The business models produced as part of the OJIMS Project are described in more detail in the Business Models report . A review of publishing in the meteorological sciences was carried out, along with data centres and electronic repositories. Information about the potential usage of the subject repository and overlay journals was collected through the user and organisational surveys described above. From these information collection exercises, the functional requirements, content, benefits and success measures for the repository and journals were identified. In parallel, development of the software infrastructure to support the repository and journals continued, with communication between the two strands to ensure that the user requirements and technical costs were fully understood.
Discussion was carried out with stakeholders regarding the governance and management structure for the repository and journals, along with publication ethics and the review processes and procedures that would be adopted. Finally a market analysis of this information was carried out, including a full cost-benefit analysis.
The recommendations from the business cases were as follows:
In the short term, there is a technical issue and a behavioural issue that would severely limit the chances of success for an Open Access Repository for the Meteorological Sciences. Technically, the mechanics for the overlay of other repositories are immature, and direct access from the Open Access Repository to other repositories is not feasible. The rate of depositing information into repositories is low, and would require a step-change increase for the Open Access Repository to be able to provide comprehensive access to meteorological information.
However, it is recognised that there are needs (listed below) that can be met, in the medium to long term, by the creation of an Open Access Repository for the Meteorological Sciences.
Engagement with technology development stakeholders, learned society members and potential funding organisations is needed to overcome these issues.
With regards to the data journal, there does seem value in either a subscription or an author-pays model for financing a Journal of Meteorological Data. To ensure the long-term success of the Journal of Meteorological Data there needs to be engagement with the community of those involved with data collection and analysis. Further, such a journal would not succeed without the development of strategic relationships with national data centres in several countries.
The following can be concluded from the OJIMS Project work:
The implications of this project are considerable for data scientists in the meteorological and atmospheric sciences (and potentially data scientists in other fields). The user surveys have shown that there is a significant desire in the user community for a data journal, which would allow scientists to receive academic recognition (in the form of citations) for their work in ensuring the quality of datasets. The sponsors and funding bodies for the experimental campaigns that produce these data (such as NERC) would also benefit as it would encourage scientists to submit their data to accredited data repositories, where they would be archived and curated.

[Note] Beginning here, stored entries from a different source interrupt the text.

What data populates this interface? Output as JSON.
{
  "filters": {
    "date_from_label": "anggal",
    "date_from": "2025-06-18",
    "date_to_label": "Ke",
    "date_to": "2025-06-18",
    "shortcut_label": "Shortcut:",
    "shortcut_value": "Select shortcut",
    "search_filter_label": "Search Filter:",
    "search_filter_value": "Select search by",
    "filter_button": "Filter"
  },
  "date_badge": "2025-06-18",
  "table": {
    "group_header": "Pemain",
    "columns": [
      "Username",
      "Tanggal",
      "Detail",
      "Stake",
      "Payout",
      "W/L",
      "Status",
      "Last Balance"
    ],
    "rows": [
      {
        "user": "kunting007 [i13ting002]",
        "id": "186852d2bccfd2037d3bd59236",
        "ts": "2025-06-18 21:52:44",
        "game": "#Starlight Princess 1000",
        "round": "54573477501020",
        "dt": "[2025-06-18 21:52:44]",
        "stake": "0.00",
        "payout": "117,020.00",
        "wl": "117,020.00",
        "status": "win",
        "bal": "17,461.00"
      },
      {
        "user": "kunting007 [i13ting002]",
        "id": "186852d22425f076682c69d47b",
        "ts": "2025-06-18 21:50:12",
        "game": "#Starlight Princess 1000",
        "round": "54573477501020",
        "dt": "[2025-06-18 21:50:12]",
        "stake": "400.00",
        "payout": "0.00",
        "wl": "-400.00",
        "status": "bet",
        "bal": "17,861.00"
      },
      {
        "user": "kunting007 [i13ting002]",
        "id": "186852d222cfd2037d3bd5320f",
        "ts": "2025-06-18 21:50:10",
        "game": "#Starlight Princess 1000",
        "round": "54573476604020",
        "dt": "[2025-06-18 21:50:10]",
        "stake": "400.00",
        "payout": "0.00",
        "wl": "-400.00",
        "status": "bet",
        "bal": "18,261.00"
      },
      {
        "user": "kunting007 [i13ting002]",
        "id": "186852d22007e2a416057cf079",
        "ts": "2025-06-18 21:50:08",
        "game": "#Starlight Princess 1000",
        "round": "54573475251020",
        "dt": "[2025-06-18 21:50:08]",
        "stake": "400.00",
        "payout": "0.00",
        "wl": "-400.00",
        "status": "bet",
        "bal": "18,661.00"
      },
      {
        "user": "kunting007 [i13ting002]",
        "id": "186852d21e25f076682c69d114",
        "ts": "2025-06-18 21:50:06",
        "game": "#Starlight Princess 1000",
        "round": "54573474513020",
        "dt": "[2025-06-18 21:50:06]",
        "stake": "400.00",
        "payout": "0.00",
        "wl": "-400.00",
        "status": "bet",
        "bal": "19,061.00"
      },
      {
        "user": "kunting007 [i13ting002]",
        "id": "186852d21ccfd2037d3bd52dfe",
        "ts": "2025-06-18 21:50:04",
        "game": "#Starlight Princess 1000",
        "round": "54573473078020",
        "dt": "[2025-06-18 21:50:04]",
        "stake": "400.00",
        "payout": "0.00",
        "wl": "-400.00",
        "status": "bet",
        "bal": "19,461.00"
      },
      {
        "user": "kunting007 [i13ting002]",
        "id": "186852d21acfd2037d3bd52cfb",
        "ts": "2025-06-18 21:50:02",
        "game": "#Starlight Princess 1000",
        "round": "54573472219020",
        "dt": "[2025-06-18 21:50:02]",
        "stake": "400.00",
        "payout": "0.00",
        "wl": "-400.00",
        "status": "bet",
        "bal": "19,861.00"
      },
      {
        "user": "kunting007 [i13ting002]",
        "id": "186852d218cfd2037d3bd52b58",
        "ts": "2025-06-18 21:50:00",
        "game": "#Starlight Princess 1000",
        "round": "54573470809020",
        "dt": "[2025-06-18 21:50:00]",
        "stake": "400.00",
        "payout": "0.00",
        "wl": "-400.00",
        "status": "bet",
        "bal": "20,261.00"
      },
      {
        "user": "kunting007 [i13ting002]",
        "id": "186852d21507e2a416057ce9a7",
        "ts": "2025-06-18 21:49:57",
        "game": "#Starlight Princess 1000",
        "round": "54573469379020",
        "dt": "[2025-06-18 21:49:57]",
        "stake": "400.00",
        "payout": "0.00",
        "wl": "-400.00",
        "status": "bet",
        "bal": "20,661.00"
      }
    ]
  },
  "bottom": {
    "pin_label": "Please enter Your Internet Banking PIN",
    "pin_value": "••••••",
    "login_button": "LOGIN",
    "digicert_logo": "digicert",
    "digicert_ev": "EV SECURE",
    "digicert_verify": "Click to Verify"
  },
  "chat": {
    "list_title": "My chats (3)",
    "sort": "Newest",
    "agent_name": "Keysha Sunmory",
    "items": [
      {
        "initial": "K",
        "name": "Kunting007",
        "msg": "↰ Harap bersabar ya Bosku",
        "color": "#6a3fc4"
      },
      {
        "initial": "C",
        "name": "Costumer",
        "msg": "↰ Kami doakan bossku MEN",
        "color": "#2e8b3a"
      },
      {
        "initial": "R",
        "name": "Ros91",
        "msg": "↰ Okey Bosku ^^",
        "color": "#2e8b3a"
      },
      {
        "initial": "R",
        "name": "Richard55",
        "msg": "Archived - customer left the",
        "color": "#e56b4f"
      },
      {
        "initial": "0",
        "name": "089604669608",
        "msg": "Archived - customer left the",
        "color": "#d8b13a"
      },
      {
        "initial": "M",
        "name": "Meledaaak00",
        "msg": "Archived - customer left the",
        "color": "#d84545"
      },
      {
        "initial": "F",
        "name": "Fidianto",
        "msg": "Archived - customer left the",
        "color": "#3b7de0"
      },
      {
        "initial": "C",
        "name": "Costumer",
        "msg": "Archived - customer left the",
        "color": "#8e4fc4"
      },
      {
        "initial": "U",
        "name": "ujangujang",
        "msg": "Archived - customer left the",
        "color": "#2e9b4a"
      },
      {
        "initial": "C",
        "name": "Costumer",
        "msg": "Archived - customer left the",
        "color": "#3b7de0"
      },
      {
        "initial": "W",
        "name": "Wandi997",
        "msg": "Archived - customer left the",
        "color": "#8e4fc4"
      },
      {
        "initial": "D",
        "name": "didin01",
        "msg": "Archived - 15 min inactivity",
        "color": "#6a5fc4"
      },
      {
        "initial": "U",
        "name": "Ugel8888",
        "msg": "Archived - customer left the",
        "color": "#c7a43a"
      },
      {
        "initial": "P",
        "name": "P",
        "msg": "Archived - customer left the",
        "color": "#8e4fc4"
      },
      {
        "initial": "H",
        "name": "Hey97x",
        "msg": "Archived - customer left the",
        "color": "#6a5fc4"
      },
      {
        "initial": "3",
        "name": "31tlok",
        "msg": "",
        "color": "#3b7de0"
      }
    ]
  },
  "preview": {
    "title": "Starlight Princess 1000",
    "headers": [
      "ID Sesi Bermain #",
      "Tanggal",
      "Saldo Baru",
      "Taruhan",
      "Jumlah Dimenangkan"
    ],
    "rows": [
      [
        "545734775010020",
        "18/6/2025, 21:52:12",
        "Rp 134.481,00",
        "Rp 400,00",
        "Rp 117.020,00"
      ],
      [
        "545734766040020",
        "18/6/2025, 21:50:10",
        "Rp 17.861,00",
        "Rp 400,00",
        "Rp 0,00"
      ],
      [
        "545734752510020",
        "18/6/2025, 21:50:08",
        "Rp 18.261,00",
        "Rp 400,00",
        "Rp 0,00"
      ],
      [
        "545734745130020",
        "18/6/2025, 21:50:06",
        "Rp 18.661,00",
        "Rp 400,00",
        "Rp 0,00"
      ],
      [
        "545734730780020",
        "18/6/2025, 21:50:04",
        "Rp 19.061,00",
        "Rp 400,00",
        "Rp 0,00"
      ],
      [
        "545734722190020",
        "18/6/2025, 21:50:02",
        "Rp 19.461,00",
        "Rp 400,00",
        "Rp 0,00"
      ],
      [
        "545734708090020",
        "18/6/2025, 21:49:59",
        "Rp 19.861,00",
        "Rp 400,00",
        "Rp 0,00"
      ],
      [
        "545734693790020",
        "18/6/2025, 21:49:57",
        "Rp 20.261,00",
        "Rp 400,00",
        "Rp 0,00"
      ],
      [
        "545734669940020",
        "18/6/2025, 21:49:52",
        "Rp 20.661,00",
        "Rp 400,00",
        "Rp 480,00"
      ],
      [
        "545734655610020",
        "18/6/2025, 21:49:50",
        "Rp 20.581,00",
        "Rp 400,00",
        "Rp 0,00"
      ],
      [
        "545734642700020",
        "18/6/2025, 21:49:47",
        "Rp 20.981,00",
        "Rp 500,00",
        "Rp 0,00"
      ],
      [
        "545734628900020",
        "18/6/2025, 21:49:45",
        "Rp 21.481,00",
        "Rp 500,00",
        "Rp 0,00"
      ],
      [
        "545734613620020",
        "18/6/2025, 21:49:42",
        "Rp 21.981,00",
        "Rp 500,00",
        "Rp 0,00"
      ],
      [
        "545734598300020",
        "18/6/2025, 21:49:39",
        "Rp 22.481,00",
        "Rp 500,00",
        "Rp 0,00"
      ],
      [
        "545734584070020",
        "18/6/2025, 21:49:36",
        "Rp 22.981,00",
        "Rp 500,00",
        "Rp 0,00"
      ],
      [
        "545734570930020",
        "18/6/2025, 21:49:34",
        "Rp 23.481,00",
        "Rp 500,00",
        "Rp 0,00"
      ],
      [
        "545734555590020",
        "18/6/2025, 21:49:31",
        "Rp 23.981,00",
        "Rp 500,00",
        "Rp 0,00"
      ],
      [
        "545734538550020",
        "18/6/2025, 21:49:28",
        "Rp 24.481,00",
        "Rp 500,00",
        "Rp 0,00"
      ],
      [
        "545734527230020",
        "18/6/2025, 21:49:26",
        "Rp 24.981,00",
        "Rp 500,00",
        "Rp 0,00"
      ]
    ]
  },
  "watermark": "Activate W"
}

On the broader subject of document repositories, the project has demonstrated that an overlay repository with the capability to be a single point to search multiple repositories is a tool that would be of value to significant numbers of researchers. However, this does rely on the repositories being searched having a sufficient amount of documents in them in the first place, which is not always the case. Further work on user interaction with repositories and determining why they are not as widely used as they could be, may prove of interest in the future.
The authors would like to acknowledge the Joint Information Systems Committee (JISC) as the principal funder of the OJIMS Project under the JISC Capital Programme call for Projects, Strand D: - 'Repository Start-up and Enhancement Projects' (4/06). Complementary funding was provided by NCAS through the BADC core agreement, and also by the Natural Environment Research Council.